Forza Horizon 6 Shows Why Xbox Still Has One Untouchable Series
Xbox has had a messy few years, but one thing has stayed weirdly reliable: Forza Horizon just keeps delivering.
While other Xbox franchises have gone through reboots, long silences, cancellations, or fan arguments, Playground Games’ open-world racer has become the one series where players almost expect quality by default. That is a dangerous standard to carry, but based on early critical reception, Forza Horizon 6 looks like it is handling the pressure just fine.
The new entry finally brings the Horizon Festival to Japan, one of the most requested settings among racing game fans. For Malaysian and SEA players, that setting hits extra hard.

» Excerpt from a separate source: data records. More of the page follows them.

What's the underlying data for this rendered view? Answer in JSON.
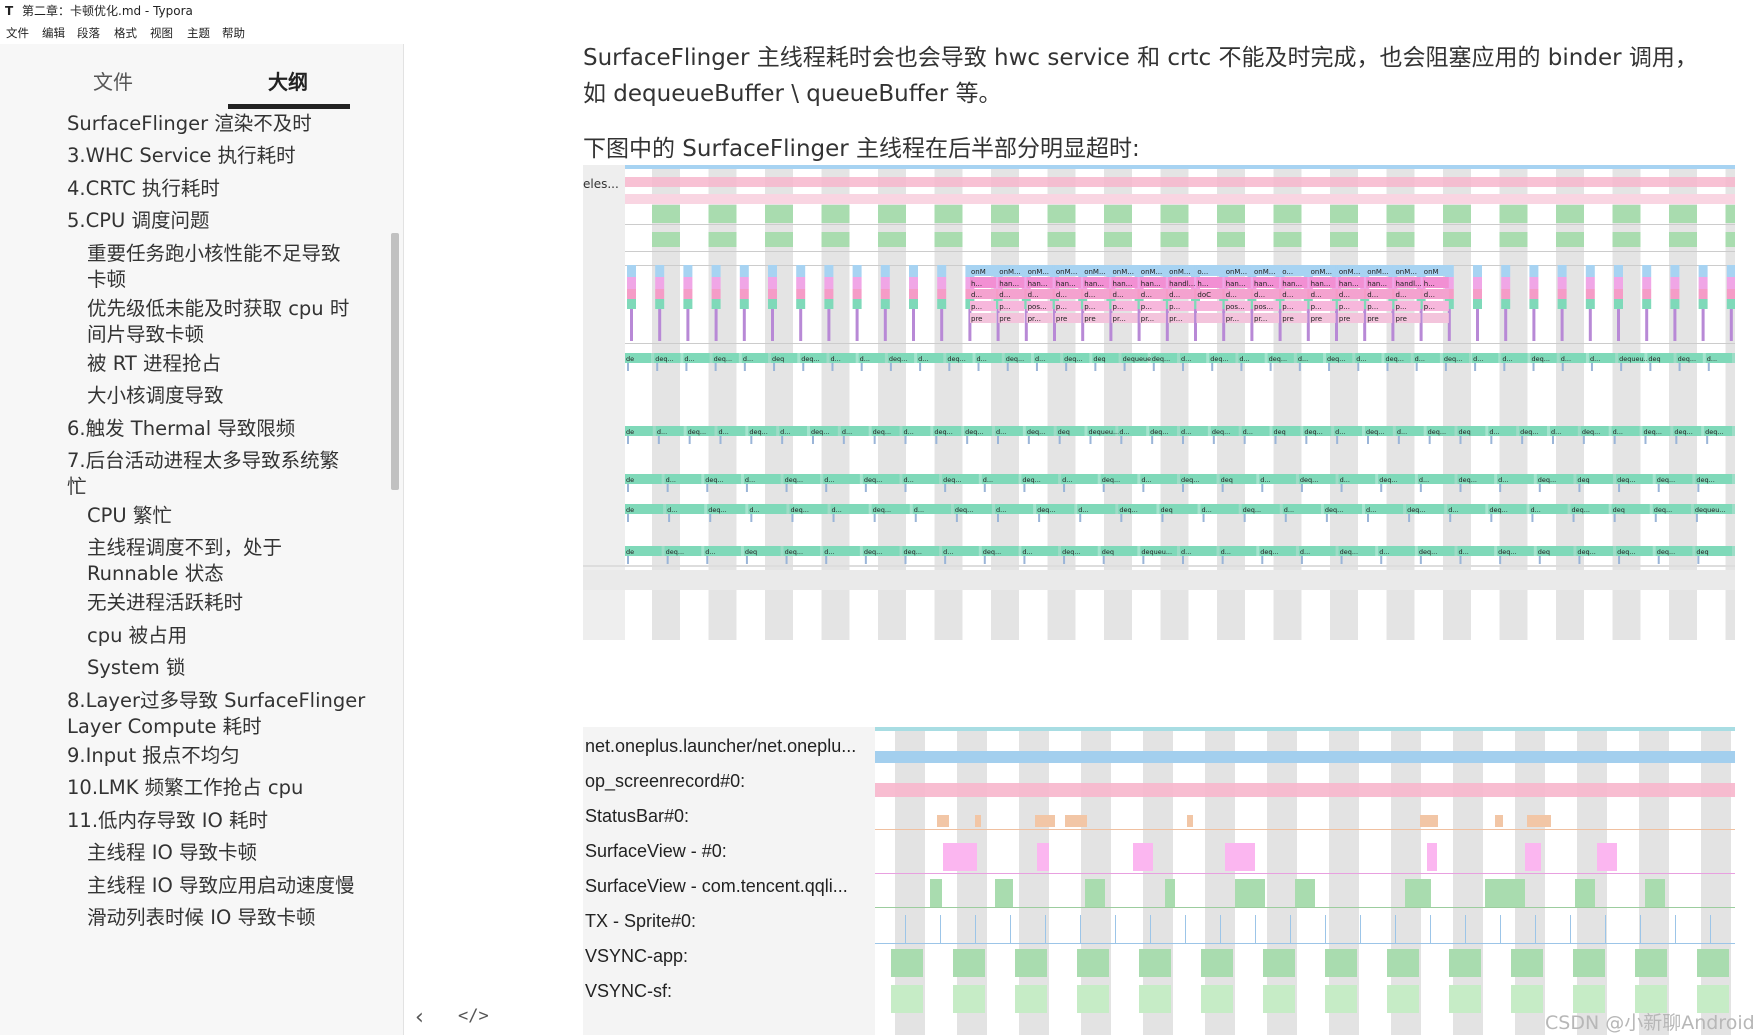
{
  "window": {
    "app_icon": "T",
    "title": "第二章：卡顿优化.md - Typora"
  },
  "menu": [
    "文件",
    "编辑",
    "段落",
    "格式",
    "视图",
    "主题",
    "帮助"
  ],
  "sidebar": {
    "tabs": {
      "files": "文件",
      "outline": "大纲"
    },
    "outline": [
      "SurfaceFlinger 渲染不及时",
      "3.WHC Service 执行耗时",
      "4.CRTC 执行耗时",
      "5.CPU 调度问题",
      [
        "重要任务跑小核性能不足导致",
        "卡顿"
      ],
      [
        "优先级低未能及时获取 cpu 时",
        "间片导致卡顿"
      ],
      "被 RT 进程抢占",
      "大小核调度导致",
      "6.触发 Thermal 导致限频",
      [
        "7.后台活动进程太多导致系统繁",
        "忙"
      ],
      "CPU 繁忙",
      [
        "主线程调度不到，处于",
        "Runnable 状态"
      ],
      "无关进程活跃耗时",
      "cpu 被占用",
      "System 锁",
      [
        "8.Layer过多导致 SurfaceFlinger",
        "Layer Compute 耗时"
      ],
      "9.Input 报点不均匀",
      "10.LMK 频繁工作抢占 cpu",
      "11.低内存导致 IO 耗时",
      "主线程 IO 导致卡顿",
      "主线程 IO 导致应用启动速度慢",
      "滑动列表时候 IO 导致卡顿"
    ],
    "bottom_left_icon": "chevron-left-icon",
    "bottom_code_icon": "code-icon",
    "bottom_left_glyph": "‹",
    "bottom_code_glyph": "</>"
  },
  "content": {
    "para1": "SurfaceFlinger 主线程耗时会也会导致 hwc service 和 crtc 不能及时完成，也会阻塞应用的 binder 调用，如 dequeueBuffer \\ queueBuffer 等。",
    "para2": "下图中的 SurfaceFlinger 主线程在后半部分明显超时:"
  },
  "trace1": {
    "left_label": "eles...",
    "onm_labels": [
      "onM",
      "onM...",
      "onM...",
      "onM...",
      "onM...",
      "onM...",
      "onM...",
      "onM...",
      "o...",
      "onM...",
      "onM...",
      "o...",
      "onM...",
      "onM...",
      "onM...",
      "onM...",
      "onM"
    ],
    "han_labels": [
      "h...",
      "han...",
      "han...",
      "han...",
      "han...",
      "han...",
      "han...",
      "handl...",
      "h...",
      "han...",
      "han...",
      "han...",
      "han...",
      "han...",
      "han...",
      "handl...",
      "h..."
    ],
    "d_labels": [
      "d...",
      "d...",
      "d...",
      "d...",
      "d...",
      "d...",
      "d...",
      "d...",
      "doC",
      "d...",
      "d...",
      "d...",
      "d...",
      "d...",
      "d...",
      "d...",
      "d..."
    ],
    "pos_labels": [
      "p...",
      "p...",
      "pos...",
      "p...",
      "p...",
      "p...",
      "p...",
      "p...",
      "",
      "pos...",
      "pos...",
      "p...",
      "p...",
      "p...",
      "p...",
      "p...",
      "p..."
    ],
    "pre_labels": [
      "pre",
      "pre",
      "pr...",
      "pre",
      "pre",
      "pr...",
      "pr...",
      "pr...",
      "",
      "pr...",
      "pr...",
      "pre",
      "pre",
      "pre",
      "pre",
      "pre",
      ""
    ],
    "deq_row1": [
      "de",
      "deq...",
      "d...",
      "deq...",
      "d...",
      "deq",
      "deq...",
      "d...",
      "d...",
      "deq...",
      "d...",
      "deq...",
      "d...",
      "deq...",
      "d...",
      "deq...",
      "deq",
      "dequeueBuffer",
      "deq...",
      "d...",
      "deq...",
      "d...",
      "deq...",
      "d...",
      "deq...",
      "d...",
      "deq...",
      "d...",
      "deq...",
      "d...",
      "d...",
      "deq...",
      "d...",
      "d...",
      "dequeu...",
      "deq",
      "deq...",
      "d..."
    ],
    "deq_row2": [
      "de",
      "d...",
      "deq...",
      "d...",
      "deq...",
      "d...",
      "deq...",
      "d...",
      "deq...",
      "d...",
      "deq...",
      "deq...",
      "d...",
      "deq...",
      "deq",
      "dequeu...",
      "d...",
      "deq...",
      "d...",
      "deq...",
      "d...",
      "deq",
      "deq...",
      "d...",
      "deq...",
      "d...",
      "deq...",
      "deq",
      "d...",
      "deq...",
      "d...",
      "deq...",
      "d...",
      "deq...",
      "deq...",
      "deq..."
    ],
    "deq_row3": [
      "de",
      "d...",
      "deq...",
      "d...",
      "deq...",
      "d...",
      "deq...",
      "d...",
      "deq...",
      "d...",
      "deq...",
      "d...",
      "deq...",
      "d...",
      "deq...",
      "deq",
      "d...",
      "deq...",
      "d...",
      "deq...",
      "d...",
      "deq...",
      "d...",
      "deq...",
      "deq",
      "deq...",
      "deq...",
      "deq..."
    ],
    "deq_row4": [
      "de",
      "d...",
      "deq...",
      "d...",
      "deq...",
      "d...",
      "deq...",
      "d...",
      "deq...",
      "d...",
      "deq...",
      "d...",
      "deq...",
      "deq",
      "d...",
      "deq...",
      "d...",
      "deq...",
      "d...",
      "deq...",
      "d...",
      "deq...",
      "d...",
      "deq...",
      "deq",
      "deq...",
      "dequeu..."
    ],
    "deq_row5": [
      "de",
      "deq...",
      "d...",
      "deq",
      "deq...",
      "d...",
      "deq...",
      "deq...",
      "d...",
      "deq...",
      "d...",
      "deq...",
      "deq",
      "dequeu...",
      "d...",
      "d...",
      "deq...",
      "d...",
      "deq...",
      "d...",
      "deq...",
      "d...",
      "deq...",
      "deq",
      "deq...",
      "deq...",
      "deq...",
      "deq"
    ]
  },
  "trace2": {
    "tracks": [
      "net.oneplus.launcher/net.oneplu...",
      "op_screenrecord#0:",
      "StatusBar#0:",
      "SurfaceView - #0:",
      "SurfaceView - com.tencent.qqli...",
      "TX - Sprite#0:",
      "VSYNC-app:",
      "VSYNC-sf:"
    ]
  },
  "watermark": "CSDN @小新聊Android",
  "colors": {
    "sidebar_bg": "#f7f7f7",
    "text": "#333333",
    "trace_grey": "#d9d9d9",
    "trace_pink": "#f7b6cc",
    "trace_blue": "#a7d3f2",
    "trace_green": "#a9dcaf",
    "trace_teal": "#7fd9b9",
    "trace_magenta": "#f0a6e6",
    "trace_orange": "#f2c6a6"
  }
}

Japan has always been a dream car culture destination for many of us — touge roads, neon city drives, street racing vibes, and the whole JDM fantasy that grew through anime, games, YouTube builds, and local car meet culture. So yeah, this is not just “new map, new cars.” This is the location a lot of fans have been waiting years for.
According to GamingBolt, Forza Horizon 6 is currently sitting at a 92 Metascore from 64 reviews. IGN reportedly called it Playground’s best-looking and best-sounding game so far, while GameSpot praised it as having the best map in the series. Game Informer also described it as one of this generation’s greatest racing games.
The praise is not only about graphics either. The source highlights the huge vehicle roster, deep customization, strong performance, and the usual Horizon magic of making exploration feel rewarding. New activities also help freshen things up, including food delivery during the day and Touge battles at night — which sounds macam perfect for the Japan setting.
What makes this more interesting is how steady Forza Horizon has been from the start. The first game landed an 85 Metascore, the sequel scored 86, and later entries pushed even higher. Forza Horizon 3 and 4 crossed the 90 mark, while Forza Horizon 5 became a massive critical and player success. That kind of consistency is rare, especially for a long-running series that cannot simply repeat itself forever.
GamingBolt’s bigger point is that Forza Horizon stands out even more when compared with the rest of Xbox’s lineup. Halo is still trying to regain its old aura, with the series reportedly circling back to another Combat Evolved remake. Gears of War has remained respected, but Gears of War: E-Day still needs to prove itself with actual gameplay. State of Decay 3 was announced back in 2020 and is only now moving into closed alpha testing. Meanwhile, Perfect Dark was cancelled alongside Everwild and ZeniMax’s Blackbird, while Microsoft Flight Simulator 2024 has faced criticism despite improvements.
Against that backdrop, Forza Horizon feels like Xbox’s dependable carry pick. No drama, no endless “please wait for the comeback” energy — just a studio that understands what its audience wants and has the technical chops to execute.
The numbers also suggest players are ready. GamingBolt notes that Forza Horizon 6 had reportedly reached 2.6 million Steam wishlists by February and is currently the second-best-selling title on the platform by revenue. Considering Forza Horizon 5 drew more than 10 million players in its first week, expectations for this sequel are obviously huge.
For Malaysia and SEA, the key question is simple: does this become the next big “install and vibe” racing game for PC and console players? If the reviews are accurate, probably yes. Forza Horizon has always worked because it is accessible enough for casual players but polished enough for car nerds to spend hours tuning, collecting, and chasing perfect runs.
Xbox may still have plenty to fix across its wider first-party lineup, but Playground Games looks like it has given the brand another clean win. Forza Horizon 6 is not just another sequel — it is proof that when Xbox gives the right studio room to cook, the result can still be world-class.